Bei den Kosten eines Zivilprozesses sprach nach der langjährigen Rechtsprechung des BFH eine Vermutung gegen die Zwangsläufigkeit Solche Kosten wurden nur als zwangsläufig erachtet, wenn auch das die Zahlungsverpflichtung oder den Zahlungsanspruch adäquat verursachende Ereignis zwangsläufig. Als zwangsläufige Aufwendungen erkannte die Rechtsprechung Zivilprozesskosten nur an, wenn der Prozess existenziell wichtige Bereiche oder den Kernbereich menschlichen Lebens berührte. Liefe der Steuerpflichtige ohne den Rechtsstreit Gefahr, seine Existenzgrundlage zu verlieren und seine lebensnotwendigen Bedürfnisse in dem üblichen Rahmen nicht mehr befriedigen zu können, könne er trotz unsicherer Erfolgsaussichten gezwungen sein, einen Zivilprozess zu führen.
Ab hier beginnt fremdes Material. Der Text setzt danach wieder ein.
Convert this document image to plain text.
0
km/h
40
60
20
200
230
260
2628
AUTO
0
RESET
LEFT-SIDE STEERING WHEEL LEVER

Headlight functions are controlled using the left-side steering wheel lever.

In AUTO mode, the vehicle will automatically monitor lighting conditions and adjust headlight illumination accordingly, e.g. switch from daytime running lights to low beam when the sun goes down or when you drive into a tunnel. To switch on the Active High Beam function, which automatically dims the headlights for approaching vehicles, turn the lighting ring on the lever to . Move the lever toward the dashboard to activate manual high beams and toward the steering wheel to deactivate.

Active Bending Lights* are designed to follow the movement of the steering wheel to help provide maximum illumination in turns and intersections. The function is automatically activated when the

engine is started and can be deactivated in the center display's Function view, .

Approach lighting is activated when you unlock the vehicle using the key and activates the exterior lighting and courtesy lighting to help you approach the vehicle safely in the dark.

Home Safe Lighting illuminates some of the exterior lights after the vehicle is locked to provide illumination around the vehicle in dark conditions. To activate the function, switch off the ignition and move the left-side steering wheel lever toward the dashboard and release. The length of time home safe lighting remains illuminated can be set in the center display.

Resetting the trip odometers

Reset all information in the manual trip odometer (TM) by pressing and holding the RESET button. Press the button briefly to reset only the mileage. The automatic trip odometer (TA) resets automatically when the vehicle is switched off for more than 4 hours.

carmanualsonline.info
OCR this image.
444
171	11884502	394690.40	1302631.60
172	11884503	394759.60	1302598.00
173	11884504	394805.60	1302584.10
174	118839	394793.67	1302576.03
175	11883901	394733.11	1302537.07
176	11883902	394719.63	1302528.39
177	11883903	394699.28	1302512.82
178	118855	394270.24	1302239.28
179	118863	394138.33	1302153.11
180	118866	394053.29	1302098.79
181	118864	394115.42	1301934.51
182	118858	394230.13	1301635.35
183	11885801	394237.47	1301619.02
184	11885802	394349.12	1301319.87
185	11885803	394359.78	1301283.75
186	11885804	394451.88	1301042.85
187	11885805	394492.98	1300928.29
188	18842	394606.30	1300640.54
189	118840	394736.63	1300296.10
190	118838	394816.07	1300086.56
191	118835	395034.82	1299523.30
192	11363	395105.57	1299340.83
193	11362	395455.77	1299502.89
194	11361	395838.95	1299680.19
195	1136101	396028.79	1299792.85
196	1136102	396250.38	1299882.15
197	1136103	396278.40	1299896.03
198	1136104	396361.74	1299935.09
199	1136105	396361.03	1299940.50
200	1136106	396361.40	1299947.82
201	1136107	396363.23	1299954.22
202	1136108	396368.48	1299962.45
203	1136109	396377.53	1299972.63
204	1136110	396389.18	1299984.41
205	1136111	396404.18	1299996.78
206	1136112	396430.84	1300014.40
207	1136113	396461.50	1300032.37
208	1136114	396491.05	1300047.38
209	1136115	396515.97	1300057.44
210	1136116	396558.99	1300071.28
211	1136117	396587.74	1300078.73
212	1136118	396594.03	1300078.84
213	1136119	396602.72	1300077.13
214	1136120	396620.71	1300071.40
Dagegen nahm der Senat in seiner Entscheidung die Unausweichlichkeit von Zivilprozesskosten unter der Voraussetzung an, dass die beabsichtigte Rechtsverfolgung hinreichende Aussicht auf Erfolg biete und nicht mutwillig erscheine. Diese Auffassung hat auch das FG dem angefochtenen Urteil zugrunde gelegt. Der Senat hält an seiner in dem Urteil vertretenen Auffassung allerdings nicht mehr fest. Wie er in seinem Urteil vom 18. Juni 2015 VI R 17/14 entschieden hat, kehrt er unter Aufgabe seiner früheren Rechtsprechung des BFH zur Abziehbarkeit der Kosten eines Zivilprozesses als außergewöhnliche Belastung zurück.
Nach diesen Maßstäben ist auch im Streitfall zu prüfen, ob die geltend gemachten Kosten für die zivilprozessuale Auseinandersetzung als außergewöhnliche Belastungen zu berücksichtigen sind. Zivilprozesskosten sind demnach nur insoweit abziehbar, als der Prozess existenziell wichtige Bereiche oder den Kernbereich menschlichen Lebens berührt. Liefe der Steuerpflichtige ohne den Rechtsstreit Gefahr, seine Existenzgrundlage zu verlieren und seine lebensnotwendigen Bedürfnisse in dem üblichen Rahmen nicht mehr befriedigen zu können, kann der Steuerpflichtige auch bei unsicheren Erfolgsaussichten aus rechtlichen oder tatsächlichen Gründen gezwungen sein, einen Zivilprozess zu führen, sodass die Prozesskosten zwangsläufig i.S. von § 33 Abs. 2 Satz 1 EStG erwachsen.
Der Senat kann aufgrund der vom FG getroffenen tatsächlichen Feststellungen in der Sache selbst entscheiden. Die vom Kläger getragenen Prozesskosten seiner Ehefrau sind nicht als außergewöhnliche Belastungen steuermindernd zu berücksichtigen. Denn der Zivilprozess in Zusammenhang mit der Erbenstellung berührt keinen existenziell wichtigen Bereich und auch nicht den Kernbereich menschlichen Lebens im Sinne der oben genannten Rechtsprechung zur Abziehbarkeit der Kosten eines Zivilprozesses. Mit der Durchsetzung ihrer Erbenstellung verfolgte die Ehefrau des Klägers das Ziel, ihre wirtschaftliche Situation zu verbessern. Das Ziel der Mehrung des Vermögens durch eine Erbschaft ist allerdings nicht mit einem existenziell wichtigen Bereich, etwa dem drohenden Verlust einer schon vorhandenen Existenzgrundlage und deren Bewahrung, Absicherung oder Zurückerlangung im Rahmen eines Zivilprozesses gleichzustellen.